MANE (Matched Annotation between NCBI and EBI)
Accurate annotation of the human genome is essential for genomics research and clinical applications. RefSeq (NCBI) and Ensembl/GENCODE (led by EMBL-EBI) produce independent human gene annotation. Since 2005, the joint Consensus Coding Sequence (CCDS) project has defined over 30,000 CDS for 95% of coding genes. However, the large number of alternatively spliced transcripts and the lack of standardised default transcripts displayed across resources present challenges, especially in the clinical context. Building on our past collaboration, we have launched a new initiative, the Matched Annotation from NCBI and EMBL-EBI (MANE) project, to jointly converge on a high-confidence, genome-wide transcript set.

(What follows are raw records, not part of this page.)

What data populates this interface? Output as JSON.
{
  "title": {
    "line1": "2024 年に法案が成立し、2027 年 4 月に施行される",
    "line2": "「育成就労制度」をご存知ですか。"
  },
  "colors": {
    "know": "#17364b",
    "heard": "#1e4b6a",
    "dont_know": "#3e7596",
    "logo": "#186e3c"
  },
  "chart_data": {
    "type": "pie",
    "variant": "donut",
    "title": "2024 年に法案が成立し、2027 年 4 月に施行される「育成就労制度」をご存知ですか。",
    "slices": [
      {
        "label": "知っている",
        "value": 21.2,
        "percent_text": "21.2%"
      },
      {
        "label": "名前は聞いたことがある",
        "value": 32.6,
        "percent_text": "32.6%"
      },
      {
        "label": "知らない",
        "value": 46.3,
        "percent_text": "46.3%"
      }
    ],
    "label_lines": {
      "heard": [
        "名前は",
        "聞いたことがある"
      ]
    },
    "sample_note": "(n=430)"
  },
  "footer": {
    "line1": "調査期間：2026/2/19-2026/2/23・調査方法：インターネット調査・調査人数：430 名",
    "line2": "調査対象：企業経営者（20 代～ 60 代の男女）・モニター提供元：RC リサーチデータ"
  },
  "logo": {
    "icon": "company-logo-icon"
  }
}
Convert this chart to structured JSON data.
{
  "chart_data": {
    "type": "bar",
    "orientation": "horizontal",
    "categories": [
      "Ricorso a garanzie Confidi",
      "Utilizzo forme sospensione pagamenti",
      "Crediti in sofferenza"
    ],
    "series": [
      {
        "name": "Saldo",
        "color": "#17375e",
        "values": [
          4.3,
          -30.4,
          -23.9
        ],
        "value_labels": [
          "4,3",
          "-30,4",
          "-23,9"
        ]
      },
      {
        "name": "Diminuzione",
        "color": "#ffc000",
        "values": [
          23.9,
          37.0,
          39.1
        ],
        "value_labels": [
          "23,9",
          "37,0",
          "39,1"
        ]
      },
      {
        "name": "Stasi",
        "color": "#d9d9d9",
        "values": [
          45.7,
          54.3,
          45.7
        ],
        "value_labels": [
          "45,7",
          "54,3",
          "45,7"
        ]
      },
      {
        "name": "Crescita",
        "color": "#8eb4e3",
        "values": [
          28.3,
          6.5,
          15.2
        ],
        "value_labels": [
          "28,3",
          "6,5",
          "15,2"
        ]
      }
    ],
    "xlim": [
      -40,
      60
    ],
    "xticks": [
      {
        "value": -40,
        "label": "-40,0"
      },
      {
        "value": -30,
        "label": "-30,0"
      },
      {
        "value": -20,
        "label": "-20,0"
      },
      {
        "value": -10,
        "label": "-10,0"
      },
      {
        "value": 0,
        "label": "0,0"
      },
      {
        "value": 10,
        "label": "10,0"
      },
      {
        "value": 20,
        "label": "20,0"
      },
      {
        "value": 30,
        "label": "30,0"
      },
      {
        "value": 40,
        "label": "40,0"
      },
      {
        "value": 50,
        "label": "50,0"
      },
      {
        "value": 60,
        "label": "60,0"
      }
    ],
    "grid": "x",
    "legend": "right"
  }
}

During phase 1, we will release the MANE Select transcript set to include one well-supported transcript per protein-coding locus. All transcripts in the set will perfectly align to the GRCh38 reference assembly and represent 100% identity (5’UTR, CDS, 3’UTR) between the Ensembl (ENST) transcript and the corresponding RefSeq (NM) transcript. MANE Select transcripts are identified using independent computational methods complemented by manual review and discussion. The methods utilise evidence of functional potential such as expression levels, evolutionary conservation, and clinical significance. Transcript ends are defined using CAGE data from the FANTOM consortium and polyA site data from conventional and next generation sequencing.
The MANE project is only being completed for human genes on GRCh38. There is no plan to extend this out to other species, or to retroactively add this data to our archived GRCh37 gene annotation.